One more problem remains: the other pages of the main site should not be viewable on the annual subdomains, only from the main www subdomain. To prevent that, create the following form:

Form subdomain_check of type ‘misc’:

<txp:if_variable name="subdomain" value="www" not>
    <txp:variable name="redirect_url"><txp:site_url /><txp:page_url /></txp:variable>
    <txp:php>
        global $variable;
        header('Location: '.str_replace("//", "/", $variable['redirect_url']));
        exit;
    </txp:php>
</txp:if_variable>

and include it as <txp:output_form form="subdomain_check" /> somewhere near the top of the page templates that should not show on the yearly subdomains: main.txp in the above example. The form should be included after the context form.

If you design your internal page links carefully, this code may never be used, but it catches any forgotten cases or people who try out the url.

Step 5 – Filter output to match the corresponding year’s subdomain

Having the subdomain saved as a variable also makes it possible to show only articles from 2015 on the subdomain 2015.mysite.com by using the subdomain variable to filter the output by category name.

The subdomain landing page code has the following pattern:

<!-- Intro article (sticky blog article) -->
<txp:article_custom category='summerschool-<txp:variable name="subdomain" />' limit="1" status="sticky">
    <txp:title wraptag="h2" />
    <txp:body />
</txp:article_custom>

<!-- Blog overview -->
<h3>Blog articles</h3>
<txp:article_custom category='summerschool-<txp:variable name="subdomain" />' limit="99" status="live" sort="Posted asc" break="" wraptag="ul" form="article_blog_listing" />

and the subdomain blog list / individual blog article is like this:

<txp:php>
    // Force category context to match subdomain prefix
    global $variable, $pretext;
    $pretext['c'] = 'summerschool-'.$variable['subdomain'];
</txp:php>

<txp:article form="article_blog_single" listform="article_blog_listing" sort="Posted asc" break="" limit="99" />

For each new year (conference, issue, edition, …) you create a new subdomain pointing to the same installation path, create a new category (where required also image/file categories) and write/upload content and assign it to that category.
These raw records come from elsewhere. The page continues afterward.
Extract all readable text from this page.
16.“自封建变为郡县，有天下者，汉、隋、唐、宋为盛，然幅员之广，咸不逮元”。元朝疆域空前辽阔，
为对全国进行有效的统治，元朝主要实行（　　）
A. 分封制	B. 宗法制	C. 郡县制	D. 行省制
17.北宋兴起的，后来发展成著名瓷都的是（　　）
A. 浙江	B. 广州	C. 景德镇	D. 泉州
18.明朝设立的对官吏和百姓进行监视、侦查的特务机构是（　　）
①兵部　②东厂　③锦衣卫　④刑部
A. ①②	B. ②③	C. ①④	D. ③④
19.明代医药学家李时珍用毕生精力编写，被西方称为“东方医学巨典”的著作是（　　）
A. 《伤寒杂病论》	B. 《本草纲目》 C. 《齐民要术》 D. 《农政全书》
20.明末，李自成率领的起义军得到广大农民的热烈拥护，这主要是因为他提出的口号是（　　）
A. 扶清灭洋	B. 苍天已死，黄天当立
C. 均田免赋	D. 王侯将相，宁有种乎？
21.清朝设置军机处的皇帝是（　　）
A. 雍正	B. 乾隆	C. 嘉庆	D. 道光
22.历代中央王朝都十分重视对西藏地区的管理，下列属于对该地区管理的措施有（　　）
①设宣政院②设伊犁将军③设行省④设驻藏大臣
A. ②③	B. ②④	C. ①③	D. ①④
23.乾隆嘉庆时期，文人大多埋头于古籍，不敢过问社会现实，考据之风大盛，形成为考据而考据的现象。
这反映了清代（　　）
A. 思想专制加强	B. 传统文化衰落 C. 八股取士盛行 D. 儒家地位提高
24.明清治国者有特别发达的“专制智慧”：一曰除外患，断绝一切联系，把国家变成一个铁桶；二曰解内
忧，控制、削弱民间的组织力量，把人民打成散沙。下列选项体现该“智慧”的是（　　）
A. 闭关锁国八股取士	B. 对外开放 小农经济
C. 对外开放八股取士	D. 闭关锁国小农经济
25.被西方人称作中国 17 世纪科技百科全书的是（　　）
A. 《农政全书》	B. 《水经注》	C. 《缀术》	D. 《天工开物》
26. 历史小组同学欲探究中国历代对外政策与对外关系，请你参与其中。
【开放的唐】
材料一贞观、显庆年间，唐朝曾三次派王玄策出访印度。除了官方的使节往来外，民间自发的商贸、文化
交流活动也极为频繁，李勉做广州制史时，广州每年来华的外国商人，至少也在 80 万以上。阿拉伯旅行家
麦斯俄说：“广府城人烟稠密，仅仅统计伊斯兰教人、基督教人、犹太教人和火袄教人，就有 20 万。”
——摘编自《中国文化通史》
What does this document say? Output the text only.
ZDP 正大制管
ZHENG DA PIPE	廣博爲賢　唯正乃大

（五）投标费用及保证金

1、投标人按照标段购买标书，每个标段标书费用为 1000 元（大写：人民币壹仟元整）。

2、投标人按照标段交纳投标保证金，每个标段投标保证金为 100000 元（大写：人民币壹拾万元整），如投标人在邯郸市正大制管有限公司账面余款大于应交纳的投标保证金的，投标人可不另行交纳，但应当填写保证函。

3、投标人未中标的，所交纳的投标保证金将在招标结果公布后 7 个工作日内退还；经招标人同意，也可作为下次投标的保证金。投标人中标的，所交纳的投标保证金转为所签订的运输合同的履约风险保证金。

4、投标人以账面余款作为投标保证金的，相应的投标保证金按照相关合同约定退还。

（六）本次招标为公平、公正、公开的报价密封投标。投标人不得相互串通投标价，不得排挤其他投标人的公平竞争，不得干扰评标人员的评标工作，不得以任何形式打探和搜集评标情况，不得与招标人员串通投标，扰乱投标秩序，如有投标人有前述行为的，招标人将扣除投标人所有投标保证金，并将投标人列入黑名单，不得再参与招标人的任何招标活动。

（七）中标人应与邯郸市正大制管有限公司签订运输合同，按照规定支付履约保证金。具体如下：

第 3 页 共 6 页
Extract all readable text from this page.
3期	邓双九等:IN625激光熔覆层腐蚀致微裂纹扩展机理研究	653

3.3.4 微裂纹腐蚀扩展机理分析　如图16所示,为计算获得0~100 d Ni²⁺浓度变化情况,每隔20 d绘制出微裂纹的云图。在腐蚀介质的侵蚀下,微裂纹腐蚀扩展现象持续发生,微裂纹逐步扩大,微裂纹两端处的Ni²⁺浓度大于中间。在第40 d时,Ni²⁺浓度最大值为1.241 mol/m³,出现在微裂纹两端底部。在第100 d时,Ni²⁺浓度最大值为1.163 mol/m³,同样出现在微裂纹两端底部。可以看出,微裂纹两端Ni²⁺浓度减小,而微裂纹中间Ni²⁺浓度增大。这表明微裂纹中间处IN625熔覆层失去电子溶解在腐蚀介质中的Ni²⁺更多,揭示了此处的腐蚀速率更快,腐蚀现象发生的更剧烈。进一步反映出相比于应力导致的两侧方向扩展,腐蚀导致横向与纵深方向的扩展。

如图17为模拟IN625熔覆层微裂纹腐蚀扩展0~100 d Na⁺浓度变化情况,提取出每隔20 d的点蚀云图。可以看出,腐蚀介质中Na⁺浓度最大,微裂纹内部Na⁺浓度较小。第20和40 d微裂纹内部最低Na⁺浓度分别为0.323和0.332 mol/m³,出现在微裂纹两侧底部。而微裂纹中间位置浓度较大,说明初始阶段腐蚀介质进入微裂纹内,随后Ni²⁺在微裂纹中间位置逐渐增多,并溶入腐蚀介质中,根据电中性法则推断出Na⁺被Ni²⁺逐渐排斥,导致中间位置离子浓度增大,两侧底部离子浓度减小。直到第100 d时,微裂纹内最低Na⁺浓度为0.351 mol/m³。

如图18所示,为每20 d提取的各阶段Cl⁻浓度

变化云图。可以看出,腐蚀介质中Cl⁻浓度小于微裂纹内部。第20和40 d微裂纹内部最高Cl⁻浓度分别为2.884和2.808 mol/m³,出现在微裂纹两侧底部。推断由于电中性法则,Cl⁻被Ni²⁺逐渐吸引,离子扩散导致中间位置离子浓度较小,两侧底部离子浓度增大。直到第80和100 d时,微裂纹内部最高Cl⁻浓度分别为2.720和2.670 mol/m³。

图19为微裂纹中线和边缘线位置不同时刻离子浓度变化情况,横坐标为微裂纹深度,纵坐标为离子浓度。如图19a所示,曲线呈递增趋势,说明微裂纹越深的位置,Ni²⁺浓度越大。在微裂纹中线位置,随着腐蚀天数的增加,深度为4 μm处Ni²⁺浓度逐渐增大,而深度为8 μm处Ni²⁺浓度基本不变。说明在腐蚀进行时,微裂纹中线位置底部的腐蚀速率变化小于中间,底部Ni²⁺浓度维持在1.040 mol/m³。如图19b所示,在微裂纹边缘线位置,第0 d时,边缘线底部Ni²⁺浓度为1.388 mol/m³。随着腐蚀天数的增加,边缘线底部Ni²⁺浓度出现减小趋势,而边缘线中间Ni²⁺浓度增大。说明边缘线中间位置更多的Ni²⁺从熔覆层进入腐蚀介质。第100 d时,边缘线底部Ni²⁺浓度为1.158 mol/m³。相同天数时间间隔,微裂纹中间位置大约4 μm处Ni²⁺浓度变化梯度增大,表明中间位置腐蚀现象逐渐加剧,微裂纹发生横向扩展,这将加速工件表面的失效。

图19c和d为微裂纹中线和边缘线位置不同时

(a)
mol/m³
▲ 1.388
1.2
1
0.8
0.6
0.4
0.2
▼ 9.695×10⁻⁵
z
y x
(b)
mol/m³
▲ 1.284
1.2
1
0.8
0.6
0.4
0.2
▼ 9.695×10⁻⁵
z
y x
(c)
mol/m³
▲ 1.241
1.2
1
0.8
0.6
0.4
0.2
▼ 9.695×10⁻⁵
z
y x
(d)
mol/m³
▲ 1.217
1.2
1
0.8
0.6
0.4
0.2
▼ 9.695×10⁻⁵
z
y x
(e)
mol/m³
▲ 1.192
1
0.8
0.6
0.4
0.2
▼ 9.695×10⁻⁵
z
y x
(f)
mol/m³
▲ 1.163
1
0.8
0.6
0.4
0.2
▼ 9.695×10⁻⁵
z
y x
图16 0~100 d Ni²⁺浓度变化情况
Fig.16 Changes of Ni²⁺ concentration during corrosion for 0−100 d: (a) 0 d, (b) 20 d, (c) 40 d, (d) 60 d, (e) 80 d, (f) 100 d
Step 6 – Make a chooser/menu linking to the subdomains

You could generate your list of links to the subdomains from the corresponding categories by putting all your categories into a parent category and using txp:category_list with the parent attribute.

I opted instead to create a variable for the site that contains the available subdomains, e.g.

<txp:variable name="archive_years">2015,2016,2017</txp:variable>

Again, this needs to appear very high up on your page template (e.g. add it to the context form). Or: using oui_prefs or adi_variables you can make this variable editable by the site admin.

To use that variable to create a link list, you can use rah_replace (smd_each would work too) as follows:

<txp:rah_repeat value='<txp:variable name="archive_years" />' wraptag="ul" break="li">
    <a href="<txp:smd_wrap transform='replace||www|<txp:rah_repeat_value />'><txp:site_url /></txp:smd_wrap>"><txp:category name='summerschool-<txp:rah_repeat_value />' title="1" /></a>
</txp:rah_repeat>

I’ve used smd_wrap to replace www with the corresponding subdomain year, but you could do that with php, or alternatively create a second domain variable in the context form right at the beginning and then chain together https://<txp:rah_repeat_value /><txp:variable name="domain" /> to construct the links.

Remaining odds and ends

There are still some small bits and pieces you need to remember to cater for in your code:

  • Links within a subdomain must be manually constructed to use the 2015 (etc.) subdomain rather than using txp:site_url or txp:permlink.
  • Links to pages on the main site that should not show on the subdomain, such as the regular course info pages, must be constructed using txp:site_url, etc.
  • Similar to the above, canonical urls, links in feeds and so on need to handled specially depending on the subdomain.